‘IT’S okay to not be okay’ — that’s the message from Isle of Wight professionals on World Mental Health Day.

One in four Islanders will experience a mental health problem this year but financial cuts are putting a greater strain on services.

Ryde councillor, Michael Lilley — who put forward a motion earlier this year, calling for the Isle of Wight Council to state an annual commitment to services on the Island — said: “We know that services need improving. We need to get on and do it.

“It’s like standing at the bus stop, but not getting on the bus.”

Four professionals, who work in front-line services, spoke about their experiences within the mental health sector. They said although the Isle of Wight is improving overall, there is still a long way to go.

Anna Murray, who runs the LGBT domestic abuse and hate crime project for Age UK, said: “It’s okay to ask for help.”

Anna, whose role is funded by the Police and Crime Commissioner, works with support groups on the Island, most recently working with members of the transgender community. She works with people from seven up to 70.

Anna said: “Most of the time they are less visible them other members of the LGBT community. They just want to transition and get on with their lives.”

Anna said the ‘stigma and shame’ associated with mental illness was one of the biggest issues that needs tackling.
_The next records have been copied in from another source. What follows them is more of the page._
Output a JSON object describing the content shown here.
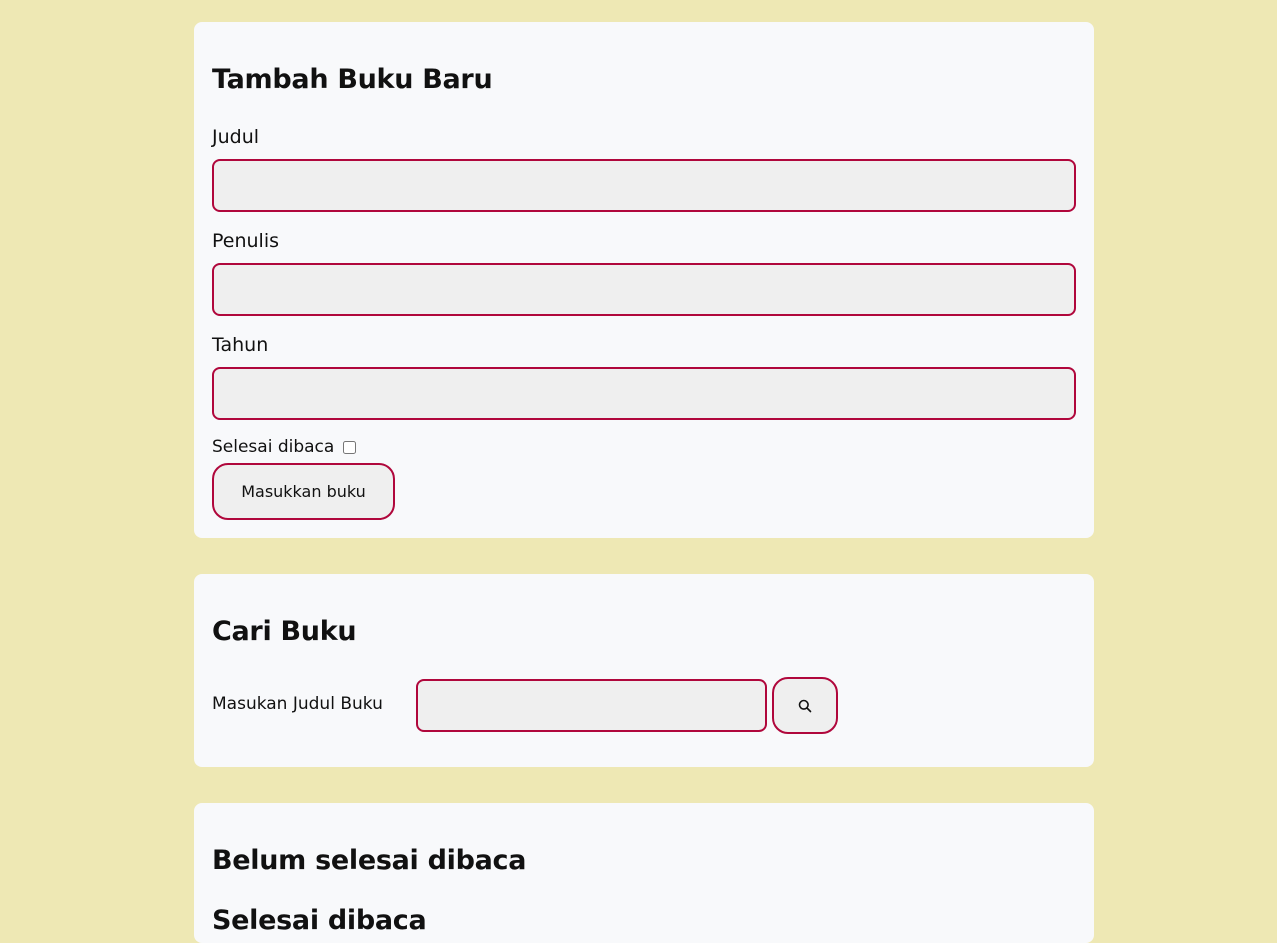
{
  "add_form": {
    "title": "Tambah Buku Baru",
    "title_label": "Judul",
    "title_value": "",
    "author_label": "Penulis",
    "author_value": "",
    "year_label": "Tahun",
    "year_value": "",
    "complete_label": "Selesai dibaca",
    "complete_checked": false,
    "submit_label": "Masukkan buku"
  },
  "search": {
    "title": "Cari Buku",
    "label": "Masukan Judul Buku",
    "value": "",
    "button_icon": "search-icon"
  },
  "shelves": {
    "incomplete_title": "Belum selesai dibaca",
    "complete_title": "Selesai dibaca"
  },
  "colors": {
    "background": "#eee8b4",
    "card": "#f8f9fb",
    "accent_border": "#b0073c",
    "input_fill": "#efefef"
  }
}
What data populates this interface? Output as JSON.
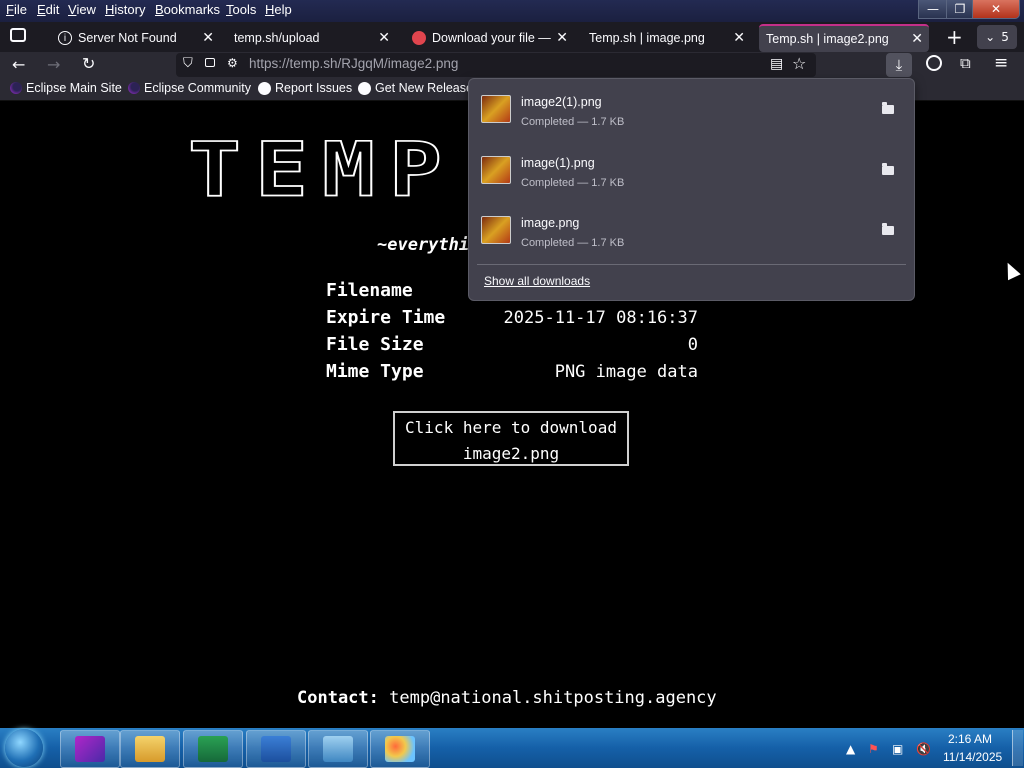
{
  "menu": {
    "items": [
      "File",
      "Edit",
      "View",
      "History",
      "Bookmarks",
      "Tools",
      "Help"
    ]
  },
  "window_controls": {
    "minimize": "—",
    "maximize": "❐",
    "close": "✕"
  },
  "tabs": [
    {
      "label": "Server Not Found",
      "icon": "info-icon",
      "active": false
    },
    {
      "label": "temp.sh/upload",
      "icon": "",
      "active": false
    },
    {
      "label": "Download your file — t",
      "icon": "firefox-alert-icon",
      "active": false
    },
    {
      "label": "Temp.sh | image.png",
      "icon": "",
      "active": false
    },
    {
      "label": "Temp.sh | image2.png",
      "icon": "",
      "active": true
    }
  ],
  "tab_overflow_count": "5",
  "navbar": {
    "url": "https://temp.sh/RJgqM/image2.png"
  },
  "bookmarks": [
    {
      "label": "Eclipse Main Site",
      "icon": "eclipse-icon"
    },
    {
      "label": "Eclipse Community",
      "icon": "eclipse-icon"
    },
    {
      "label": "Report Issues",
      "icon": "github-icon"
    },
    {
      "label": "Get New Releases",
      "icon": "github-icon"
    }
  ],
  "page": {
    "logo": "TEMP",
    "tagline": "~everything",
    "rows": [
      {
        "label": "Filename",
        "value": ""
      },
      {
        "label": "Expire Time",
        "value": "2025-11-17 08:16:37"
      },
      {
        "label": "File Size",
        "value": "0"
      },
      {
        "label": "Mime Type",
        "value": "PNG image data"
      }
    ],
    "download_line1": "Click here to download",
    "download_line2": "image2.png",
    "contact_label": "Contact:",
    "contact_email": "temp@national.shitposting.agency"
  },
  "downloads_panel": {
    "items": [
      {
        "name": "image2(1).png",
        "status": "Completed — 1.7 KB"
      },
      {
        "name": "image(1).png",
        "status": "Completed — 1.7 KB"
      },
      {
        "name": "image.png",
        "status": "Completed — 1.7 KB"
      }
    ],
    "show_all": "Show all downloads"
  },
  "taskbar": {
    "time": "2:16 AM",
    "date": "11/14/2025"
  },
  "colors": {
    "chrome_dark": "#1c1b22",
    "toolbar": "#2b2a33",
    "panel": "#42414d",
    "active_tab_accent": "#c42f8a",
    "taskbar_blue": "#1560a8"
  }
}
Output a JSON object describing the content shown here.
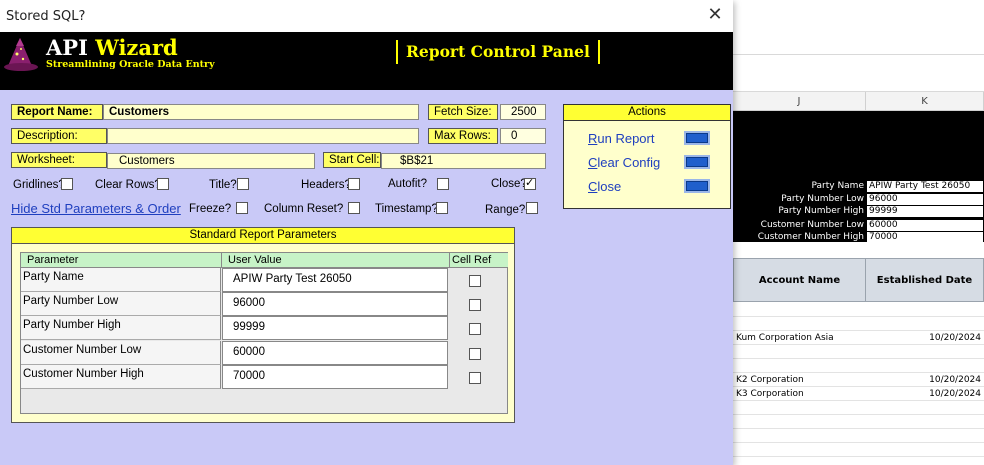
{
  "window": {
    "title": "Stored SQL?",
    "close_glyph": "✕"
  },
  "banner": {
    "brand_prefix": "API",
    "brand_suffix": "Wizard",
    "tagline": "Streamlining Oracle Data Entry",
    "panel_title": "Report Control Panel",
    "logo_icon": "wizard-hat-icon"
  },
  "form": {
    "report_name_label": "Report Name:",
    "report_name_value": "Customers",
    "fetch_size_label": "Fetch Size:",
    "fetch_size_value": "2500",
    "description_label": "Description:",
    "description_value": "",
    "max_rows_label": "Max Rows:",
    "max_rows_value": "0",
    "worksheet_label": "Worksheet:",
    "worksheet_value": "Customers",
    "start_cell_label": "Start Cell:",
    "start_cell_value": "$B$21"
  },
  "options": {
    "gridlines": {
      "label": "Gridlines?",
      "checked": false
    },
    "clear_rows": {
      "label": "Clear Rows?",
      "checked": false
    },
    "title": {
      "label": "Title?",
      "checked": false
    },
    "headers": {
      "label": "Headers?",
      "checked": false
    },
    "autofit": {
      "label": "Autofit?",
      "checked": false
    },
    "close": {
      "label": "Close?",
      "checked": true
    },
    "freeze": {
      "label": "Freeze?",
      "checked": false
    },
    "column_reset": {
      "label": "Column Reset?",
      "checked": false
    },
    "timestamp": {
      "label": "Timestamp?",
      "checked": false
    },
    "range": {
      "label": "Range?",
      "checked": false
    }
  },
  "hide_link": "Hide Std Parameters & Order",
  "actions": {
    "header": "Actions",
    "items": [
      {
        "label": "Run Report",
        "accel": "R"
      },
      {
        "label": "Clear Config",
        "accel": "C"
      },
      {
        "label": "Close",
        "accel": "C"
      }
    ]
  },
  "std_params": {
    "header": "Standard Report Parameters",
    "columns": [
      "Parameter",
      "User Value",
      "Cell Ref"
    ],
    "rows": [
      {
        "param": "Party Name",
        "value": "APIW Party Test 26050",
        "cell_ref": false
      },
      {
        "param": "Party Number Low",
        "value": "96000",
        "cell_ref": false
      },
      {
        "param": "Party Number High",
        "value": "99999",
        "cell_ref": false
      },
      {
        "param": "Customer Number Low",
        "value": "60000",
        "cell_ref": false
      },
      {
        "param": "Customer Number High",
        "value": "70000",
        "cell_ref": false
      }
    ]
  },
  "sheet": {
    "col_j": "J",
    "col_k": "K",
    "params": [
      {
        "label": "Party Name",
        "value": "APIW Party Test 26050"
      },
      {
        "label": "Party Number Low",
        "value": "96000"
      },
      {
        "label": "Party Number High",
        "value": "99999"
      },
      {
        "label": "Customer Number Low",
        "value": "60000"
      },
      {
        "label": "Customer Number High",
        "value": "70000"
      }
    ],
    "headers": [
      "Account Name",
      "Established Date"
    ],
    "rows": [
      {
        "name": "Kum Corporation Asia",
        "date": "10/20/2024"
      },
      {
        "name": "K2 Corporation",
        "date": "10/20/2024"
      },
      {
        "name": "K3 Corporation",
        "date": "10/20/2024"
      }
    ]
  },
  "colors": {
    "banner_bg": "#000000",
    "brand_yellow": "#ffff00",
    "body_bg": "#c9c9f7",
    "label_yellow": "#ffff66",
    "field_bg": "#ffffcc",
    "grid_header_green": "#c7f3c7",
    "link_blue": "#1f3fbf",
    "button_blue": "#1f5fcc"
  }
}
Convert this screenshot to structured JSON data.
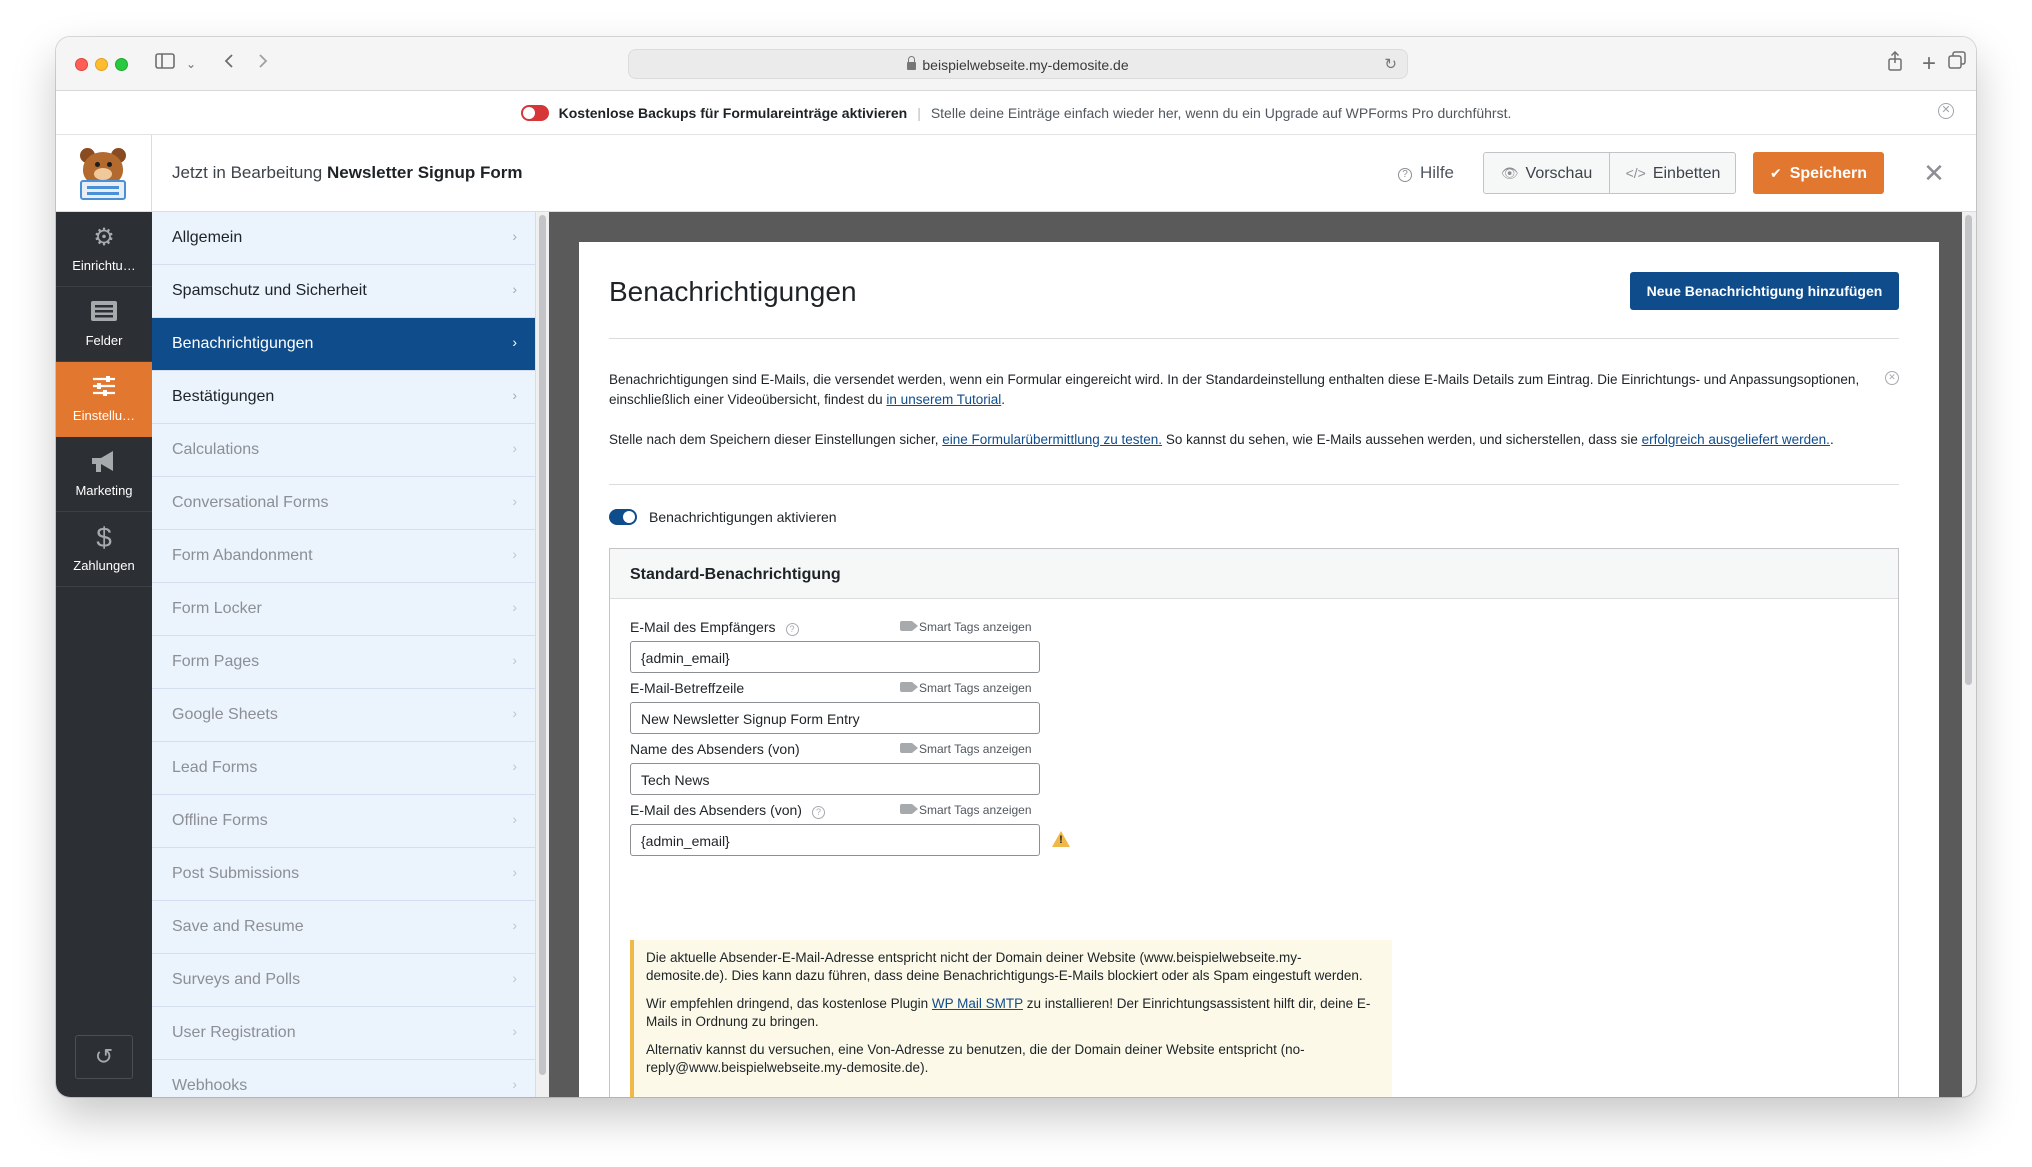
{
  "browser": {
    "url": "beispielwebseite.my-demosite.de"
  },
  "notice": {
    "strong": "Kostenlose Backups für Formulareinträge aktivieren",
    "separator": "|",
    "text": "Stelle deine Einträge einfach wieder her, wenn du ein Upgrade auf WPForms Pro durchführst."
  },
  "header": {
    "editing_prefix": "Jetzt in Bearbeitung",
    "form_name": "Newsletter Signup Form",
    "help_label": "Hilfe",
    "preview_label": "Vorschau",
    "embed_label": "Einbetten",
    "save_label": "Speichern"
  },
  "leftnav": [
    {
      "label": "Einrichtu…",
      "icon": "gear-icon"
    },
    {
      "label": "Felder",
      "icon": "fields-icon"
    },
    {
      "label": "Einstellu…",
      "icon": "sliders-icon",
      "active": true
    },
    {
      "label": "Marketing",
      "icon": "megaphone-icon"
    },
    {
      "label": "Zahlungen",
      "icon": "dollar-icon"
    }
  ],
  "settings_nav": [
    {
      "label": "Allgemein"
    },
    {
      "label": "Spamschutz und Sicherheit"
    },
    {
      "label": "Benachrichtigungen",
      "active": true
    },
    {
      "label": "Bestätigungen"
    },
    {
      "label": "Calculations",
      "disabled": true
    },
    {
      "label": "Conversational Forms",
      "disabled": true
    },
    {
      "label": "Form Abandonment",
      "disabled": true
    },
    {
      "label": "Form Locker",
      "disabled": true
    },
    {
      "label": "Form Pages",
      "disabled": true
    },
    {
      "label": "Google Sheets",
      "disabled": true
    },
    {
      "label": "Lead Forms",
      "disabled": true
    },
    {
      "label": "Offline Forms",
      "disabled": true
    },
    {
      "label": "Post Submissions",
      "disabled": true
    },
    {
      "label": "Save and Resume",
      "disabled": true
    },
    {
      "label": "Surveys and Polls",
      "disabled": true
    },
    {
      "label": "User Registration",
      "disabled": true
    },
    {
      "label": "Webhooks",
      "disabled": true
    }
  ],
  "content": {
    "title": "Benachrichtigungen",
    "add_button": "Neue Benachrichtigung hinzufügen",
    "intro1_a": "Benachrichtigungen sind E-Mails, die versendet werden, wenn ein Formular eingereicht wird. In der Standardeinstellung enthalten diese E-Mails Details zum Eintrag. Die Einrichtungs- und Anpassungsoptionen, einschließlich einer Videoübersicht, findest du ",
    "intro1_link": "in unserem Tutorial",
    "intro1_b": ".",
    "intro2_a": "Stelle nach dem Speichern dieser Einstellungen sicher, ",
    "intro2_link1": "eine Formularübermittlung zu testen.",
    "intro2_b": " So kannst du sehen, wie E-Mails aussehen werden, und sicherstellen, dass sie ",
    "intro2_link2": "erfolgreich ausgeliefert werden.",
    "intro2_c": ".",
    "toggle_label": "Benachrichtigungen aktivieren",
    "box_title": "Standard-Benachrichtigung",
    "smart_tags": "Smart Tags anzeigen",
    "fields": [
      {
        "label": "E-Mail des Empfängers",
        "value": "{admin_email}",
        "help": true
      },
      {
        "label": "E-Mail-Betreffzeile",
        "value": "New Newsletter Signup Form Entry",
        "help": false
      },
      {
        "label": "Name des Absenders (von)",
        "value": "Tech News",
        "help": false
      },
      {
        "label": "E-Mail des Absenders (von)",
        "value": "{admin_email}",
        "help": true
      }
    ],
    "alert": {
      "p1": "Die aktuelle Absender-E-Mail-Adresse entspricht nicht der Domain deiner Website (www.beispielwebseite.my-demosite.de). Dies kann dazu führen, dass deine Benachrichtigungs-E-Mails blockiert oder als Spam eingestuft werden.",
      "p2_a": "Wir empfehlen dringend, das kostenlose Plugin ",
      "p2_link": "WP Mail SMTP",
      "p2_b": " zu installieren! Der Einrichtungsassistent hilft dir, deine E-Mails in Ordnung zu bringen.",
      "p3": "Alternativ kannst du versuchen, eine Von-Adresse zu benutzen, die der Domain deiner Website entspricht (no-reply@www.beispielwebseite.my-demosite.de)."
    }
  }
}
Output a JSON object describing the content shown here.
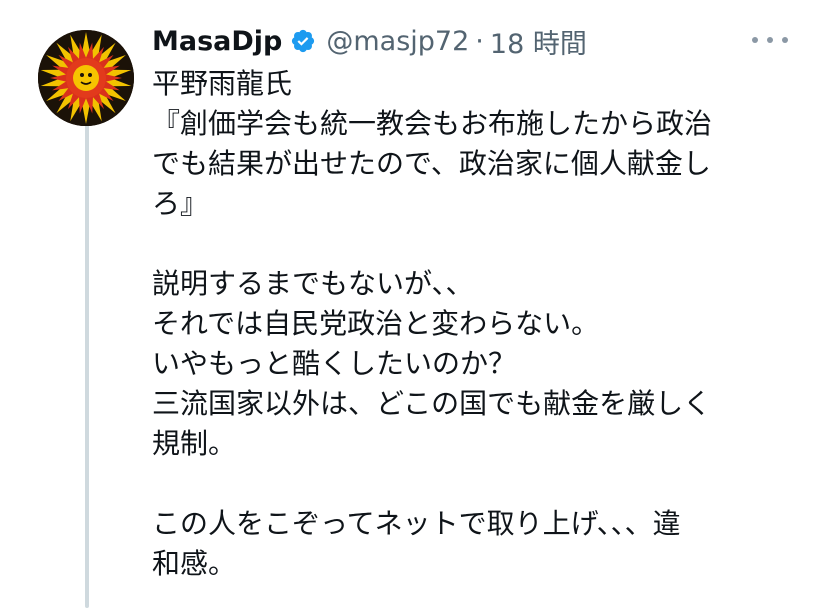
{
  "tweet": {
    "display_name": "MasaDjp",
    "handle": "@masjp72",
    "separator": "·",
    "timestamp": "18 時間",
    "verified_icon": "verified-badge-icon",
    "more_icon": "more-dots-icon",
    "lines": [
      "平野雨龍氏",
      "『創価学会も統一教会もお布施したから政治",
      "でも結果が出せたので、政治家に個人献金し",
      "ろ』",
      "",
      "説明するまでもないが、、",
      "それでは自民党政治と変わらない。",
      "いやもっと酷くしたいのか？",
      "三流国家以外は、どこの国でも献金を厳しく",
      "規制。",
      "",
      "この人をこぞってネットで取り上げ、、、違",
      "和感。"
    ]
  },
  "colors": {
    "text": "#0f1419",
    "secondary": "#536471",
    "verified_blue": "#1d9bf0",
    "thread_line": "#cfd9de"
  }
}
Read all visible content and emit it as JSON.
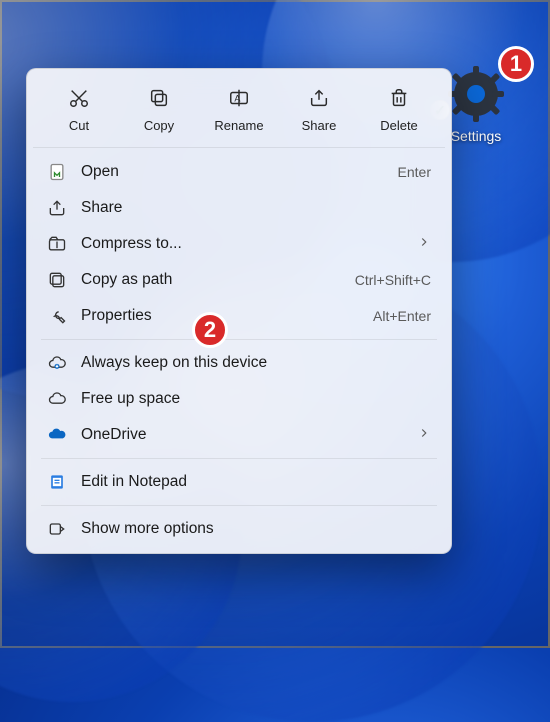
{
  "desktop": {
    "icon_label": "Settings"
  },
  "badges": {
    "b1": "1",
    "b2": "2"
  },
  "toolbar": {
    "cut": "Cut",
    "copy": "Copy",
    "rename": "Rename",
    "share": "Share",
    "delete": "Delete"
  },
  "menu": {
    "open": {
      "label": "Open",
      "hint": "Enter"
    },
    "share": {
      "label": "Share"
    },
    "compress": {
      "label": "Compress to..."
    },
    "copypath": {
      "label": "Copy as path",
      "hint": "Ctrl+Shift+C"
    },
    "properties": {
      "label": "Properties",
      "hint": "Alt+Enter"
    },
    "keep": {
      "label": "Always keep on this device"
    },
    "freeup": {
      "label": "Free up space"
    },
    "onedrive": {
      "label": "OneDrive"
    },
    "notepad": {
      "label": "Edit in Notepad"
    },
    "more": {
      "label": "Show more options"
    }
  }
}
Laura works as a volunteer with Mermaids, a national charity that works with gender non-conforming young people and their families.

She said: “In 2017, more than 60 per cent of transgender people reported bullying. One in nine received death threats and 45 per cent attempted suicide.

“These statistics need to change.”

Katie Jubb works in perinatal mental health, which means working with pregnant mothers immediately before and after birth.

She said: “We don’t realise by babies can pick up on things before they are born. If a child is hearing domestic violence, that will impact on them in later life.”

Katie works with restoring the confidence of young mothers, through workshops at the Women’s Centre in Newport.

Maria Villa Vine, who works with the Save Our Schools campaign, added: “It’s about having those conversations and being open. It can impact on your life in so many ways. We need to talk about mental health.”